Riding on governmental policies and consumer spending, the country’s economy registered the fastest growth rate in the previous half-year during March to take the quarter growth rate to 8.6% and annual growth rate to 7.4%. This went a tad beyond the estimate of 7.2%.

The manufacturing sector kept up the good show by growing the fastest for the last two years in May, propped up by the excellent performance of the economy and consistent rise in new orders and output. Automakers  posted a healthy growth rate in sales during May, despite their stocks faring badly in the wake of the European debt crisis.
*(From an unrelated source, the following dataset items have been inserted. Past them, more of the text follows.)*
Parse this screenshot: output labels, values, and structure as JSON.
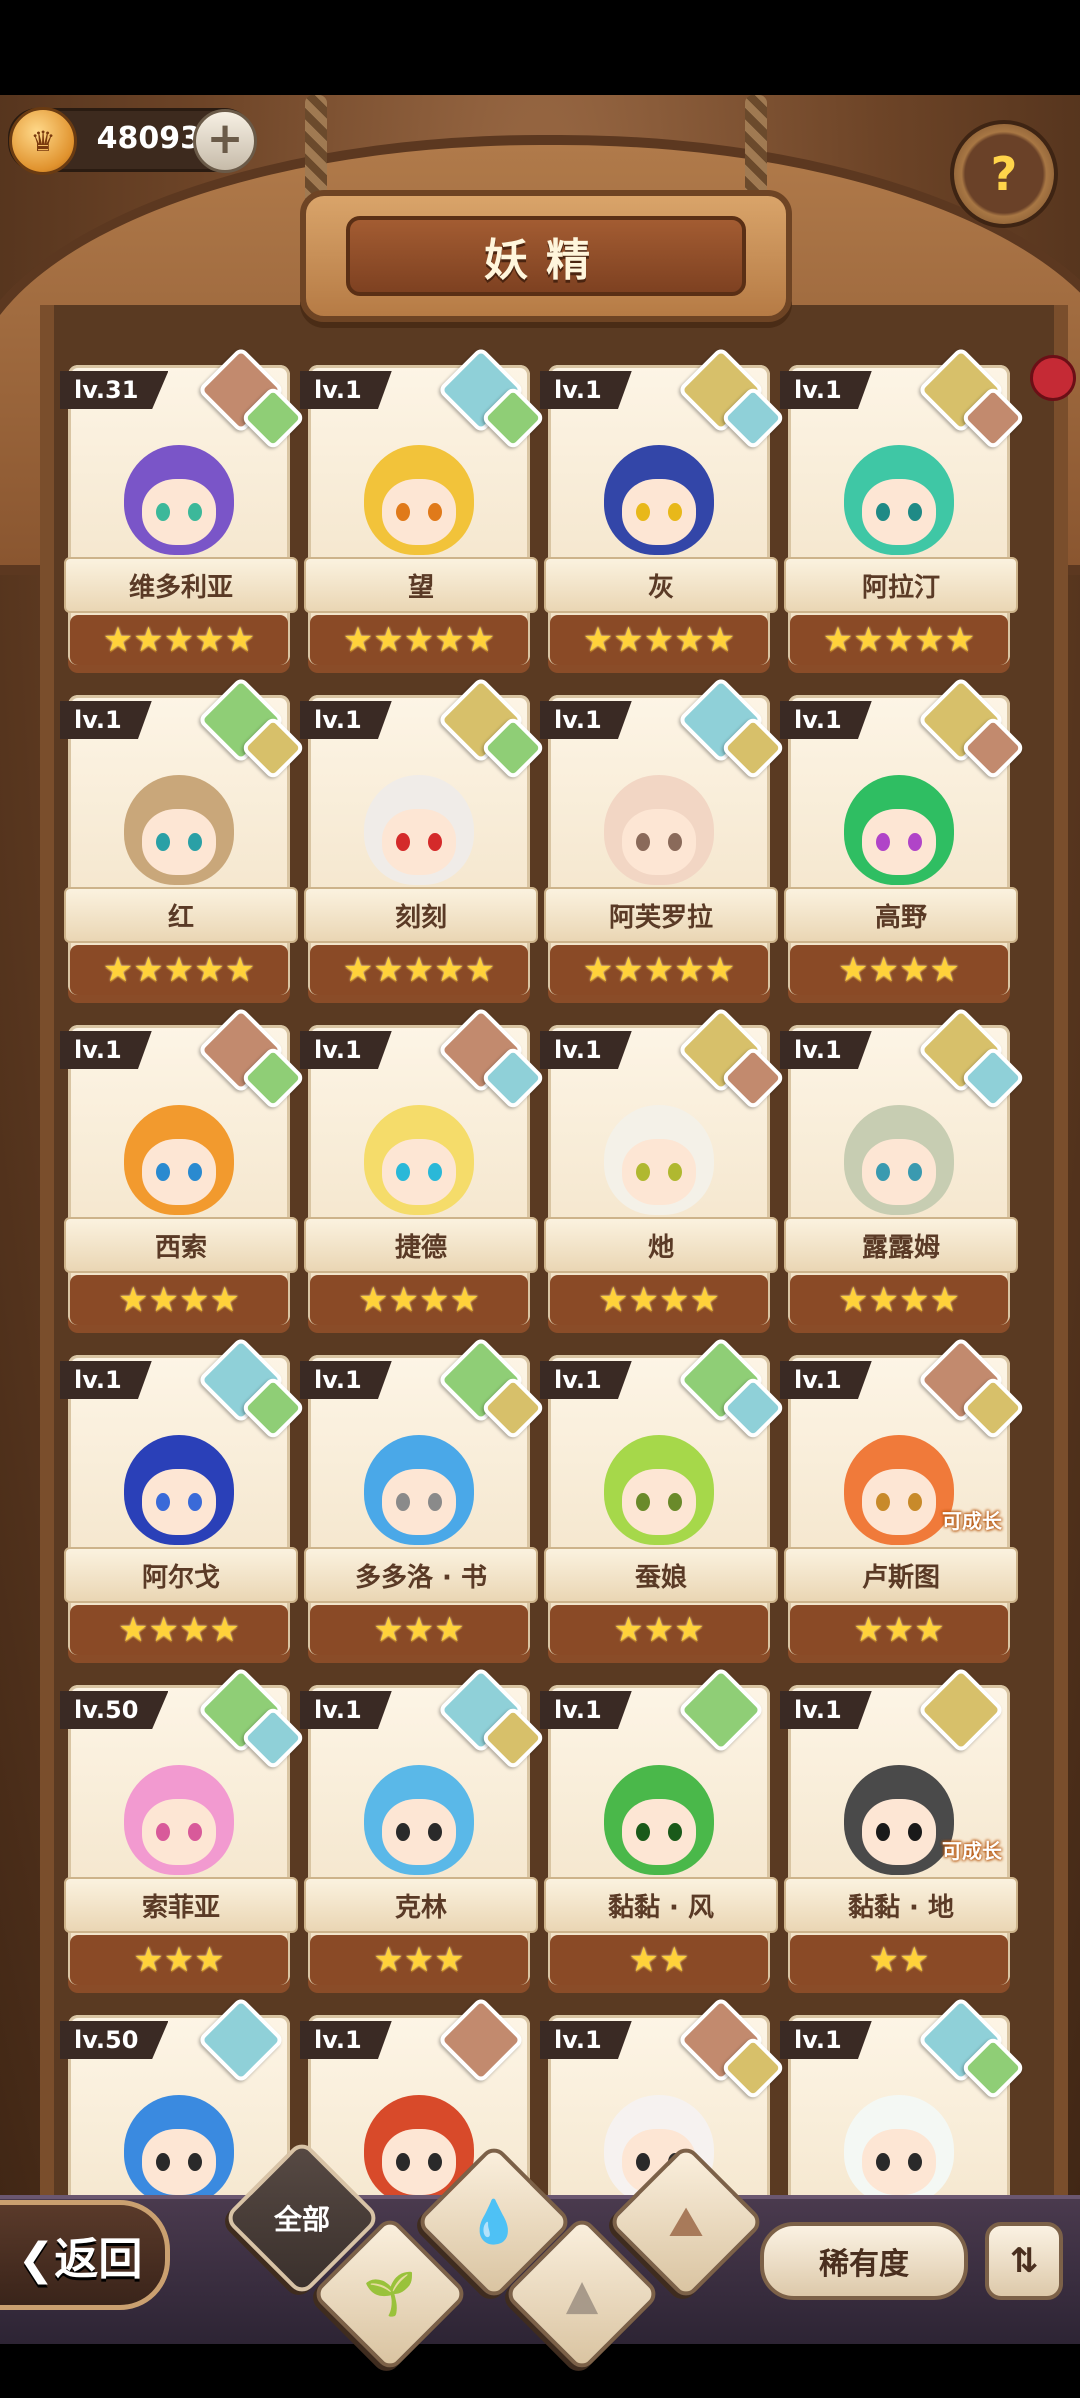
{
  "header": {
    "title": "妖精",
    "coins": "48093",
    "coin_icon": "crown-coin-icon",
    "plus_icon": "plus-icon",
    "help_icon": "help-sprout-icon"
  },
  "colors": {
    "earth": "#d7c06a",
    "water": "#8fd0d8",
    "plant": "#8fce76",
    "stone": "#c28a6e",
    "star": "#ffd23a"
  },
  "fairies": [
    {
      "level": "lv.31",
      "name": "维多利亚",
      "stars": "★★★★★",
      "elements": [
        "stone",
        "plant"
      ],
      "hair": "#7a55c8",
      "eye": "#3cb89a",
      "grow": ""
    },
    {
      "level": "lv.1",
      "name": "望",
      "stars": "★★★★★",
      "elements": [
        "water",
        "plant"
      ],
      "hair": "#f2c33a",
      "eye": "#e07a1a",
      "grow": ""
    },
    {
      "level": "lv.1",
      "name": "灰",
      "stars": "★★★★★",
      "elements": [
        "earth",
        "water"
      ],
      "hair": "#3346a8",
      "eye": "#e8b81a",
      "grow": ""
    },
    {
      "level": "lv.1",
      "name": "阿拉汀",
      "stars": "★★★★★",
      "elements": [
        "earth",
        "stone"
      ],
      "hair": "#3fc7a5",
      "eye": "#1f8a86",
      "grow": ""
    },
    {
      "level": "lv.1",
      "name": "红",
      "stars": "★★★★★",
      "elements": [
        "plant",
        "earth"
      ],
      "hair": "#c9a77a",
      "eye": "#2aa0a6",
      "grow": ""
    },
    {
      "level": "lv.1",
      "name": "刻刻",
      "stars": "★★★★★",
      "elements": [
        "earth",
        "plant"
      ],
      "hair": "#f0ece8",
      "eye": "#d42a2a",
      "grow": ""
    },
    {
      "level": "lv.1",
      "name": "阿芙罗拉",
      "stars": "★★★★★",
      "elements": [
        "water",
        "earth"
      ],
      "hair": "#f2d6c4",
      "eye": "#8a6a5a",
      "grow": ""
    },
    {
      "level": "lv.1",
      "name": "高野",
      "stars": "★★★★",
      "elements": [
        "earth",
        "stone"
      ],
      "hair": "#2fbe62",
      "eye": "#b044c8",
      "grow": ""
    },
    {
      "level": "lv.1",
      "name": "西索",
      "stars": "★★★★",
      "elements": [
        "stone",
        "plant"
      ],
      "hair": "#f29a2e",
      "eye": "#2a8ad0",
      "grow": ""
    },
    {
      "level": "lv.1",
      "name": "捷德",
      "stars": "★★★★",
      "elements": [
        "stone",
        "water"
      ],
      "hair": "#f5dc6a",
      "eye": "#2ab8d8",
      "grow": ""
    },
    {
      "level": "lv.1",
      "name": "灺",
      "stars": "★★★★",
      "elements": [
        "earth",
        "stone"
      ],
      "hair": "#f4f1e8",
      "eye": "#b0b830",
      "grow": ""
    },
    {
      "level": "lv.1",
      "name": "露露姆",
      "stars": "★★★★",
      "elements": [
        "earth",
        "water"
      ],
      "hair": "#c7cdb2",
      "eye": "#3a9ab0",
      "grow": ""
    },
    {
      "level": "lv.1",
      "name": "阿尔戈",
      "stars": "★★★★",
      "elements": [
        "water",
        "plant"
      ],
      "hair": "#2a40b8",
      "eye": "#3a6ad8",
      "grow": ""
    },
    {
      "level": "lv.1",
      "name": "多多洛 · 书",
      "stars": "★★★",
      "elements": [
        "plant",
        "earth"
      ],
      "hair": "#4aa8e8",
      "eye": "#8a8a8a",
      "grow": ""
    },
    {
      "level": "lv.1",
      "name": "蚕娘",
      "stars": "★★★",
      "elements": [
        "plant",
        "water"
      ],
      "hair": "#a6d84a",
      "eye": "#6a8a2a",
      "grow": ""
    },
    {
      "level": "lv.1",
      "name": "卢斯图",
      "stars": "★★★",
      "elements": [
        "stone",
        "earth"
      ],
      "hair": "#f07a3a",
      "eye": "#c88a2a",
      "grow": "可成长"
    },
    {
      "level": "lv.50",
      "name": "索菲亚",
      "stars": "★★★",
      "elements": [
        "plant",
        "water"
      ],
      "hair": "#f29ad0",
      "eye": "#d85a9a",
      "grow": ""
    },
    {
      "level": "lv.1",
      "name": "克林",
      "stars": "★★★",
      "elements": [
        "water",
        "earth"
      ],
      "hair": "#5ab8e8",
      "eye": "#2a2a2a",
      "grow": ""
    },
    {
      "level": "lv.1",
      "name": "黏黏 · 风",
      "stars": "★★",
      "elements": [
        "plant"
      ],
      "hair": "#4ab84a",
      "eye": "#1a5a1a",
      "grow": ""
    },
    {
      "level": "lv.1",
      "name": "黏黏 · 地",
      "stars": "★★",
      "elements": [
        "earth"
      ],
      "hair": "#4a4a4a",
      "eye": "#1a1a1a",
      "grow": "可成长"
    },
    {
      "level": "lv.50",
      "name": "",
      "stars": "",
      "elements": [
        "water"
      ],
      "hair": "#3a8ae0",
      "eye": "#2a2a2a",
      "grow": ""
    },
    {
      "level": "lv.1",
      "name": "",
      "stars": "",
      "elements": [
        "stone"
      ],
      "hair": "#d84a2a",
      "eye": "#2a2a2a",
      "grow": ""
    },
    {
      "level": "lv.1",
      "name": "",
      "stars": "",
      "elements": [
        "stone",
        "earth"
      ],
      "hair": "#f6f2f0",
      "eye": "#2a2a2a",
      "grow": ""
    },
    {
      "level": "lv.1",
      "name": "",
      "stars": "",
      "elements": [
        "water",
        "plant"
      ],
      "hair": "#f4f8f4",
      "eye": "#2a2a2a",
      "grow": ""
    }
  ],
  "bottom": {
    "back_label": "❮返回",
    "filter_all_label": "全部",
    "filter_icons": [
      "water-drop-icon",
      "plant-sprout-icon",
      "mountain-icon",
      "fire-mountain-icon"
    ],
    "rarity_label": "稀有度",
    "sort_icon": "sort-icon"
  }
}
All these may provide the Reserve Bank of India with enough confidence to hike its policy rates to contain the ever-mounting inflation rates. Earlier, the Europe crisis was suspected to restrain the RBI from carrying out a raise between quarterly reviews. The next review is scheduled to be held in the last week of July.

The RBI has already raised the policy rates by 50 basis points in March to mellow the effects of inflation. Economists expect the central bank to go for a 25 basis point increase during its next policy review.

Duvvuri Subbarao, governor, RBI said, “Inflation is not at peak level. It is still higher than we would like it.”

The arrival of monsoon on schedule and forecast of a near-normal monsoon this year may also help the cause of rate hike. However, the policymakers are keeping a close watch on how the monsoon performs before taking the final call.